17982
Auditory Gamma-Band Power Is Related to GABA Concentration in Autism

Saturday, May 17, 2014: 10:30 AM
Marquis A (Marriott Marquis Atlanta)
D. C. Rojas1, S. Steinmetz2, S. L. Hepburn3 and M. S. Brown4, (1)University of Colorado Denver Anschutz Medical Campus, Aurora, CO, (2)University of Colorado Denver, Aurora, CO, (3)Psychiatry & Pediatrics, JFK Partners/University of Colorado School of Medicine, Aurora, CO, (4)Radiology, University of Colorado Anschutz Medical Campus, Aurora, CO
Background:  

Gamma band oscillatory activity, as measured using EEG and magnetoencephalography (MEG), has been associated with intrinsic GABA in animal models and in combined MR spectroscopy and MEG studies.
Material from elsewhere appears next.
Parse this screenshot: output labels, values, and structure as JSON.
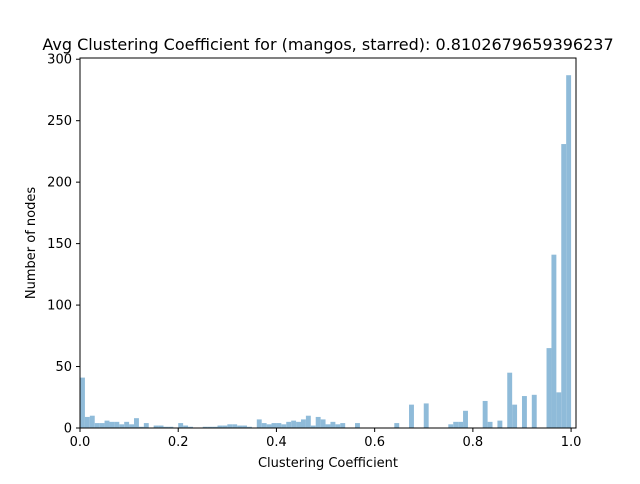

We have previously published data demonstrating that auditory gamma-band responses are reduced in people with autism and their first-degree relatives, suggesting the utility of some of the findings as endophenotypes. Independently, prior work has suggested elevation of reduction of GABA in persons with autism. The relationship between GABA concentration and auditory gamma-band activity has not yet been studied in autism. 

Objectives:  

To assess the relationship between auditory GABA concentration and auditory gamma-band power in individuals with autism, unaffected siblings of persons with autism, and in control subjects.

Methods:

We examined auditory transient and steady-state gamma-band responsesand auditory cortical GABA concentration in 3 groups of children and adolescents: a) healthy controls (N=25), b) people with autism spectrum disorders (N=24) and c) unaffected siblings (N=19) of older children with ASD. Auditory response data were acquired using a 248-channel magnetoencephalography (MEG) system, and glutamate concentrations were obtained from proton magnetic resonance spectroscopy (1H-MRS) using a MEGA-PRESS sequence on a 3T MRI system. All measures were restricted to the left hemisphere due to time constraints of the spectroscopy sequence.

Results:  

Transient gamma-band power was significantly higher in the control group compared to individuals with autism (p < .01) and the sibling group (p < .05). Auditory steady-state gamma-band power was also higher in controls than in the autism and sibling groups. GABA concentration was significantly lower in the autism (p < .05) and sibling groups (p < .05) compared with controls. GABA concentration was correlated with transient gamma-band power in the control group (r = .45, p < .002). In the autism group, the association between GABA and gamma-band power approached significance, r = .35, p = .08. The sibling group also exhibited a significant association between GABA concentration and gamma-band power, r = .51, p = .02. No correlations with steady-state response power and GABA were observed.

Conclusions:

This study suggests that reduced GABA concentration might be related to reductions in stimulus related gamma-band power that have frequently been reported in autism.  The fact that only the obligatory transient auditory gamma response was associated with GABA levels implicates different mechanisms of generation for the transient and steady-state responses, consistent with earlier literature suggesting that the steady-state responses reflect superimposition of mid-latency auditory evoked responses. GABA concentration and gamma-band power may both be related endophenotypes in autism that are related to an underlying change inhibitory function.